Essas medidas contribuirão para a conscientização dos alunos e o fortalecimento das exigências de qualidade na formação técnica em enfermagem, promovendo uma educação que responda adequadamente às demandas de segurança e competência na prática de saúde.

 

É o parecer. 

 

Parecer elaborado por: Dra. Tárcia Millene de Almeida Costa Barreto, Coren-RR 238.202-ENF; Conrado Marques de Souza Neto, Coren-SE 268.936-ENF; Iunaira Cavalcante Pereira, Coren-AC 386.882-ENF; Dr. Carlos Rinaldo Nogueira Martins, Coren-AP 49.733-ENF; Dra. Dorisdaia Carvalho de Humerez, Coren-SP 6.104-ENF; Dr. Ítalo Rodolfo da Silva, Coren-RJ 319.539-ENF; e Dra. Orlene Veloso Dias, Coren-MG 63.313-ENF.

 

REFERÊNCIAS

BRASIL. Lei de Diretrizes e Bases da Educação Nacional. Lei n.º 9.394, de 20 de dezembro de 1996. Estabelece as diretrizes e bases da educação nacional. Diário Oficial da União: Brasília, DF, 23 dez. 1996.

CONSELHO NACIONAL DE EDUCAÇÃO. Resolução CNE/CP nº 1, de 26 de março de 2021. Define as diretrizes curriculares nacionais para a educação profissional técnica de nível médio. Diário Oficial da União: Brasília, DF, 26 mar. 2021.

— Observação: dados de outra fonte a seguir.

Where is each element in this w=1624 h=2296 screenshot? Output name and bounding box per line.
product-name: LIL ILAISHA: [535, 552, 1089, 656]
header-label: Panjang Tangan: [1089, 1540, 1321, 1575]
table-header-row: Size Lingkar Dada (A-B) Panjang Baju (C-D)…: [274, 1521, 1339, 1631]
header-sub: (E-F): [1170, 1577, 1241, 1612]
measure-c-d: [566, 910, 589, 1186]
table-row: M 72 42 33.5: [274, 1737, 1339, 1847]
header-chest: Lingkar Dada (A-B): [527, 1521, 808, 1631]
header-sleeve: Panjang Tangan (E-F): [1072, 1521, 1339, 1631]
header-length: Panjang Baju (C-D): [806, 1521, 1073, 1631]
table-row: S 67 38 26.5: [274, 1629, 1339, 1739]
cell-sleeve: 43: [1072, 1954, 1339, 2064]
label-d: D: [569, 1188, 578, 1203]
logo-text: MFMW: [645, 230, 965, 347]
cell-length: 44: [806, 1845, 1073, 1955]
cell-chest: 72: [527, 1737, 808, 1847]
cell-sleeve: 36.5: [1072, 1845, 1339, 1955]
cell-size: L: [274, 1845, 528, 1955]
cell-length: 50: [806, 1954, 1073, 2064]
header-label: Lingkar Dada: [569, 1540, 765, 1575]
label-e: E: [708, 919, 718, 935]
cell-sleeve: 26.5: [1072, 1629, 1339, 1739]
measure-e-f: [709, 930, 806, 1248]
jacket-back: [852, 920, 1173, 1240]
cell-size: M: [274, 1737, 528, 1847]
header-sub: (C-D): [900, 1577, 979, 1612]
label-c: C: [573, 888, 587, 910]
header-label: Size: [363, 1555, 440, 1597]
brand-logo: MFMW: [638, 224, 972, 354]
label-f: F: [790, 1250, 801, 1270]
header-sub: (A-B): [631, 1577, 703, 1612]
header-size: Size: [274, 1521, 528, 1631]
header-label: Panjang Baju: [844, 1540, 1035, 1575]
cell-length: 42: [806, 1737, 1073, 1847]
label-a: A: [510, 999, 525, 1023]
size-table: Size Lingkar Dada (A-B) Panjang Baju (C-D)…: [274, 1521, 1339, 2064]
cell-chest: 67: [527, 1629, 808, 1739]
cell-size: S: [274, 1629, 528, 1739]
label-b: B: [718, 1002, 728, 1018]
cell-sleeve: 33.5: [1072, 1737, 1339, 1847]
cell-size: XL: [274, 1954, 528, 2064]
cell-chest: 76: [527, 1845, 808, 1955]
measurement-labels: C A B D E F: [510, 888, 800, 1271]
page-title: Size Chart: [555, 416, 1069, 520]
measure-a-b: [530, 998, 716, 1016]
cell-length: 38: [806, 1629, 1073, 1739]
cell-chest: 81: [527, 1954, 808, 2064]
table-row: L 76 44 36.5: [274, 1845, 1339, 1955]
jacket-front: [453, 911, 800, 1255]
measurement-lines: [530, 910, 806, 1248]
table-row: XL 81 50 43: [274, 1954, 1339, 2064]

RODRIGUES, M. C.; et al. Educação em saúde e a formação prática: uma análise das limitações do EAD em cursos técnicos na área da saúde. Revista Brasileira de Enfermagem, Brasília, v. 73, n. 2, p. 285-291, 2020.

SILVA, J. R.; LIMA, P. F. Impacto da ausência de práticas supervisionadas no ensino a distância para técnicos em saúde. Cadernos de Saúde Pública, Rio de Janeiro, v. 35, n. 8, p. e00012319, 2019.

World Health Organization (WHO). World Health Report 2010: Working Together for Health Geneva: WHO; 2010.

 

Documento assinado eletronicamente por:

Dra. Dorisdaia Carvalho de Humerez – Coren-SP 6.104-ENF, Membro da Câmara Técnica de Educação, Pesquisa e Inovação em Enfermagem, em 06/02/2025.

Dr. Ítalo Rodolfo da Silva- Coren-RJ 319.539-ENF, Membro da Câmara Técnica de Educação, Pesquisa e Inovação em Enfermagem, em 06/02/2025.

Dra. Iunaira Cavalcante Pereira – Coren-AC 386.882-ENF, Membro da Câmara Técnica de Educação, Pesquisa e Inovação em Enfermagem, em 06/02/2025.

Dra. Orlene Veloso Dias – Coren-MG 63.313-ENF, Membro da Câmara Técnica de Educação, Pesquisa e Inovação em Enfermagem, em 06/02/2025.

Dra. Tárcia Millene de Almeida Costa Barreto – Coren-RR 238202-ENF, Membro da Câmara Técnica de Educação, Pesquisa e Inovação em Enfermagem, em 06/02/2025.

 

Parecer aprovado na 574ª Reunião Ordinária de Plenário (ROP), em 20 de fevereiro de 2025.